Avvenire, 13 febbraio 2022
Online i consigli per suicidarsi. Un caso in Gran Bretagna
«Ci dispiace che sia finito qui». Recita così il messaggio di benvenuto di un sito che affiora dalle viscere del Web per suggerire metodi con cui togliersi la vita. Ci si arriva attraverso un’esplorazione, neppure troppo approfondita, che rimbalza tra social network e forum dove si usa poco la parola «suicidio». Alle macabre chat in cui si spiega come annodare un lenzuolo per farne un cappio da stringere al collo o procurarsi sostanze da ingerire o inalare per morire nel sonno si accede, senza grandi difficoltà, digitando frasi in codice e abbreviazioni slang. Non le menzioniamo, intenzionalmente, per non diffondere le chiavi di accesso alle piattaforme, ospitate su server di diversa nazionalità, in cui si consuma la banalità dell’orrore sommerso. Il problema non è nuovo ma è tornato di recente al centro della cronaca britannica nell’ambito della discussione di una nuova legge sulla sicurezza online proposta dal governo al Parlamento per aggiornare la lista dei reati, sempre più subdoli e raffinati, commessi attraverso il web.
Passaggio necessario a perseguire, per esempio, il cosiddetto “cyber flashing”, l’invio anonimo di immagini offensive, tramite funzione AirDrop degli iPhone o bluetooth degli altri smarthpone, a utenti localizzati nelle vicinanze. O per fare la guerra ai troll che sfruttano determinati algoritmi per intercettare persone epilettiche, anche bambini, nel solo intento, a segnalarlo è stata l’associazione britannica Epilesy Society, di portarli alle convulsioni per mezzo di video o immagini lampeggianti.
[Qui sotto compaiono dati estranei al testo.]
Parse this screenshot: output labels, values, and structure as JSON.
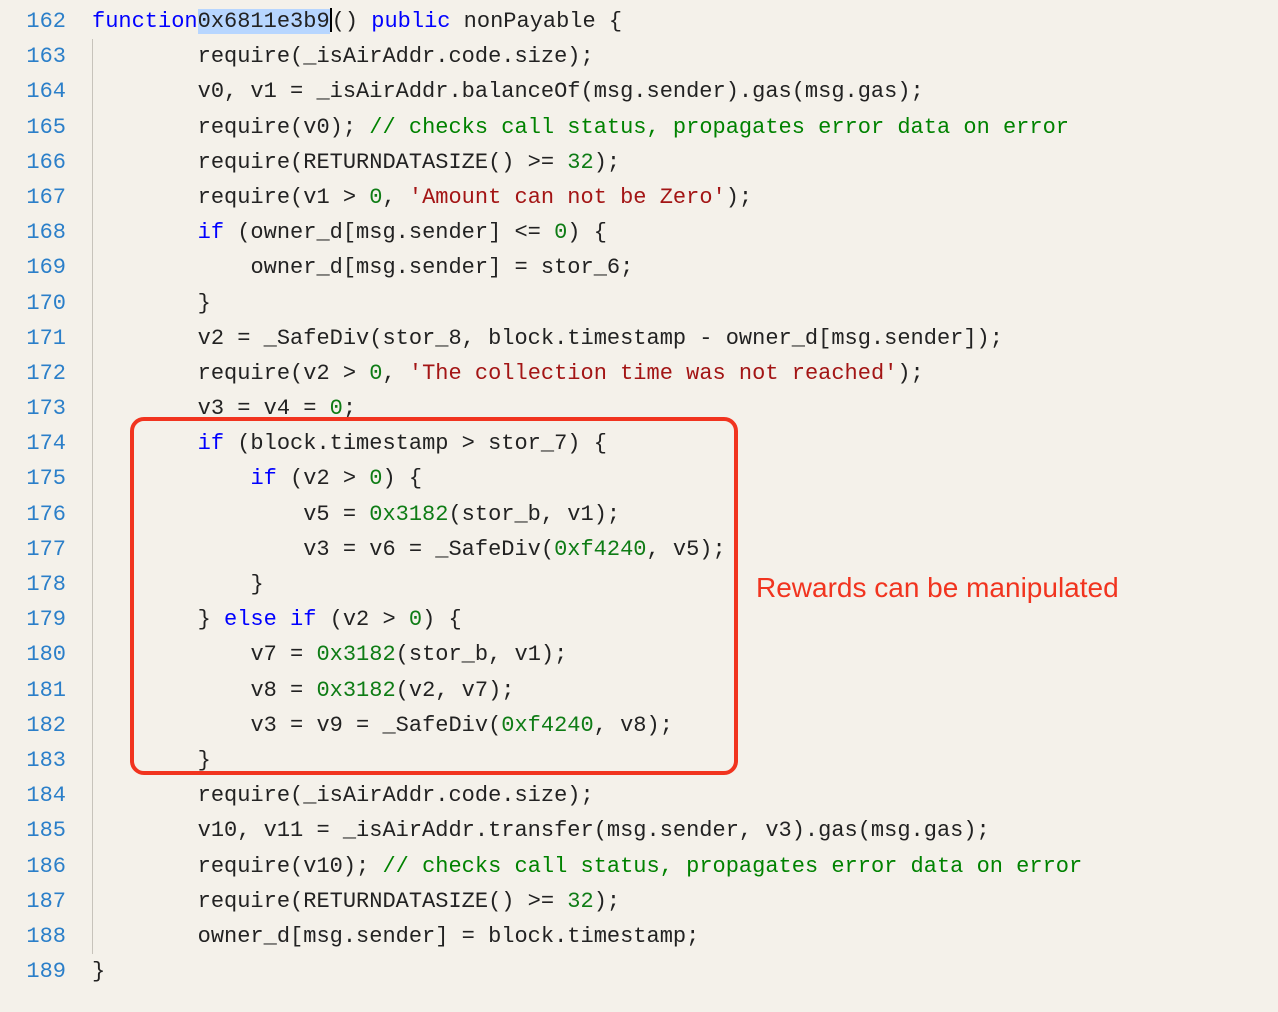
{
  "lines": [
    {
      "n": "162",
      "indent": 0,
      "tokens": [
        [
          "kw",
          "function"
        ],
        [
          "",
          ""
        ],
        [
          "fname sel",
          "0x6811e3b9"
        ],
        [
          "cursor",
          ""
        ],
        [
          "",
          "() "
        ],
        [
          "kw",
          "public"
        ],
        [
          "",
          " nonPayable {"
        ]
      ]
    },
    {
      "n": "163",
      "indent": 2,
      "tokens": [
        [
          "",
          "require(_isAirAddr.code.size);"
        ]
      ]
    },
    {
      "n": "164",
      "indent": 2,
      "tokens": [
        [
          "",
          "v0, v1 = _isAirAddr.balanceOf(msg.sender).gas(msg.gas);"
        ]
      ]
    },
    {
      "n": "165",
      "indent": 2,
      "tokens": [
        [
          "",
          "require(v0); "
        ],
        [
          "cmt",
          "// checks call status, propagates error data on error"
        ]
      ]
    },
    {
      "n": "166",
      "indent": 2,
      "tokens": [
        [
          "",
          "require(RETURNDATASIZE() >= "
        ],
        [
          "num",
          "32"
        ],
        [
          "",
          ");"
        ]
      ]
    },
    {
      "n": "167",
      "indent": 2,
      "tokens": [
        [
          "",
          "require(v1 > "
        ],
        [
          "num",
          "0"
        ],
        [
          "",
          ", "
        ],
        [
          "str",
          "'Amount can not be Zero'"
        ],
        [
          "",
          ");"
        ]
      ]
    },
    {
      "n": "168",
      "indent": 2,
      "tokens": [
        [
          "kw",
          "if"
        ],
        [
          "",
          " (owner_d[msg.sender] <= "
        ],
        [
          "num",
          "0"
        ],
        [
          "",
          ") {"
        ]
      ]
    },
    {
      "n": "169",
      "indent": 3,
      "tokens": [
        [
          "",
          "owner_d[msg.sender] = stor_6;"
        ]
      ]
    },
    {
      "n": "170",
      "indent": 2,
      "tokens": [
        [
          "",
          "}"
        ]
      ]
    },
    {
      "n": "171",
      "indent": 2,
      "tokens": [
        [
          "",
          "v2 = _SafeDiv(stor_8, block.timestamp - owner_d[msg.sender]);"
        ]
      ]
    },
    {
      "n": "172",
      "indent": 2,
      "tokens": [
        [
          "",
          "require(v2 > "
        ],
        [
          "num",
          "0"
        ],
        [
          "",
          ", "
        ],
        [
          "str",
          "'The collection time was not reached'"
        ],
        [
          "",
          ");"
        ]
      ]
    },
    {
      "n": "173",
      "indent": 2,
      "tokens": [
        [
          "",
          "v3 = v4 = "
        ],
        [
          "num",
          "0"
        ],
        [
          "",
          ";"
        ]
      ]
    },
    {
      "n": "174",
      "indent": 2,
      "tokens": [
        [
          "kw",
          "if"
        ],
        [
          "",
          " (block.timestamp > stor_7) {"
        ]
      ]
    },
    {
      "n": "175",
      "indent": 3,
      "tokens": [
        [
          "kw",
          "if"
        ],
        [
          "",
          " (v2 > "
        ],
        [
          "num",
          "0"
        ],
        [
          "",
          ") {"
        ]
      ]
    },
    {
      "n": "176",
      "indent": 4,
      "tokens": [
        [
          "",
          "v5 = "
        ],
        [
          "num",
          "0x3182"
        ],
        [
          "",
          "(stor_b, v1);"
        ]
      ]
    },
    {
      "n": "177",
      "indent": 4,
      "tokens": [
        [
          "",
          "v3 = v6 = _SafeDiv("
        ],
        [
          "num",
          "0xf4240"
        ],
        [
          "",
          ", v5);"
        ]
      ]
    },
    {
      "n": "178",
      "indent": 3,
      "tokens": [
        [
          "",
          "}"
        ]
      ]
    },
    {
      "n": "179",
      "indent": 2,
      "tokens": [
        [
          "",
          "} "
        ],
        [
          "kw",
          "else"
        ],
        [
          "",
          " "
        ],
        [
          "kw",
          "if"
        ],
        [
          "",
          " (v2 > "
        ],
        [
          "num",
          "0"
        ],
        [
          "",
          ") {"
        ]
      ]
    },
    {
      "n": "180",
      "indent": 3,
      "tokens": [
        [
          "",
          "v7 = "
        ],
        [
          "num",
          "0x3182"
        ],
        [
          "",
          "(stor_b, v1);"
        ]
      ]
    },
    {
      "n": "181",
      "indent": 3,
      "tokens": [
        [
          "",
          "v8 = "
        ],
        [
          "num",
          "0x3182"
        ],
        [
          "",
          "(v2, v7);"
        ]
      ]
    },
    {
      "n": "182",
      "indent": 3,
      "tokens": [
        [
          "",
          "v3 = v9 = _SafeDiv("
        ],
        [
          "num",
          "0xf4240"
        ],
        [
          "",
          ", v8);"
        ]
      ]
    },
    {
      "n": "183",
      "indent": 2,
      "tokens": [
        [
          "",
          "}"
        ]
      ]
    },
    {
      "n": "184",
      "indent": 2,
      "tokens": [
        [
          "",
          "require(_isAirAddr.code.size);"
        ]
      ]
    },
    {
      "n": "185",
      "indent": 2,
      "tokens": [
        [
          "",
          "v10, v11 = _isAirAddr.transfer(msg.sender, v3).gas(msg.gas);"
        ]
      ]
    },
    {
      "n": "186",
      "indent": 2,
      "tokens": [
        [
          "",
          "require(v10); "
        ],
        [
          "cmt",
          "// checks call status, propagates error data on error"
        ]
      ]
    },
    {
      "n": "187",
      "indent": 2,
      "tokens": [
        [
          "",
          "require(RETURNDATASIZE() >= "
        ],
        [
          "num",
          "32"
        ],
        [
          "",
          ");"
        ]
      ]
    },
    {
      "n": "188",
      "indent": 2,
      "tokens": [
        [
          "",
          "owner_d[msg.sender] = block.timestamp;"
        ]
      ]
    },
    {
      "n": "189",
      "indent": 0,
      "tokens": [
        [
          "",
          "}"
        ]
      ]
    }
  ],
  "annotation": "Rewards can be manipulated"
}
Succede anche questo.
Penney Lewis, esperta di diritto penale e membro della commissione per le Riforme legislative
del Regno Unito, ha accolto con favore la stretta delle istituzioni contro chi, nel Web, «intende deliberatamente fare solo del male». Le aziende che gestiscono piattaforme e server sono chiamate a rafforzare gli accorgimenti tecnici necessari ad abbattere i rischi. Per esempio, ridurre il periodo di fruibilità di alcuni contenuti, impedire a determinati utenti di aprire nuovi account o migliorare la moderazione, umana o automatica, dei forum. Ma c’è chi dubita che una legge basterà a fermare gli abusi.
Joe Nihill, 23 anni, di Leeds, si è tolto la vita ad aprile 2020 dopo aver scambiato in rete decine di messaggi sul modo più efficace e indolore di suicidarsi. Intervistata dalla “Bbc”, sua madre Catherine ha mostrato l’appello con cui il figlio gli ha detto addio: «Fate il possibile, vi prego, per far chiudere quel sito». Abby, 17 anni, di Newcastle, ha provato a togliersi la vita ma, a differenza di Joe, si è salvata. Ha così potuto raccontare di essere stata catapultata nell’oscuro mondo di chi incoraggia il suicidio, e spiega pure come farlo, solo per aver cliccato una frase sul tema della tristezza. I post di Roberta Barbos, 22 anni, studente dell’Università di Glasgow, erano invece dedicati alla solitudine. La facilità con cui si finisce in trappola è disarmante quando l’affollamento in chat a tarda notte. Gli utenti paiono conoscersi tra loro da tempo. Si scambiano indicazioni su come migrare su altre pagine in caso di censura prima di tornare a discutere quale compilation musicale scegliere per l’atto finale. «Ho fissato la data», scrive qualcuno. «Hai bisogno di compagnia?», gli chiede un altro. «Spero che vada bene – aggiunge – buona fortuna». Chi ha trovato la forza di uscire da questi buchi neri ricorda bene lo sgomento iniziale provato dinanzi al cinismo espresso nei confronti del dolore e delle fragilità altrui. Poi diventa “normale”. Stupisce, piuttosto, che qualcuno, una volta su mille, intervenga a dire: «Non farlo, parliamone, scrivimi in privato».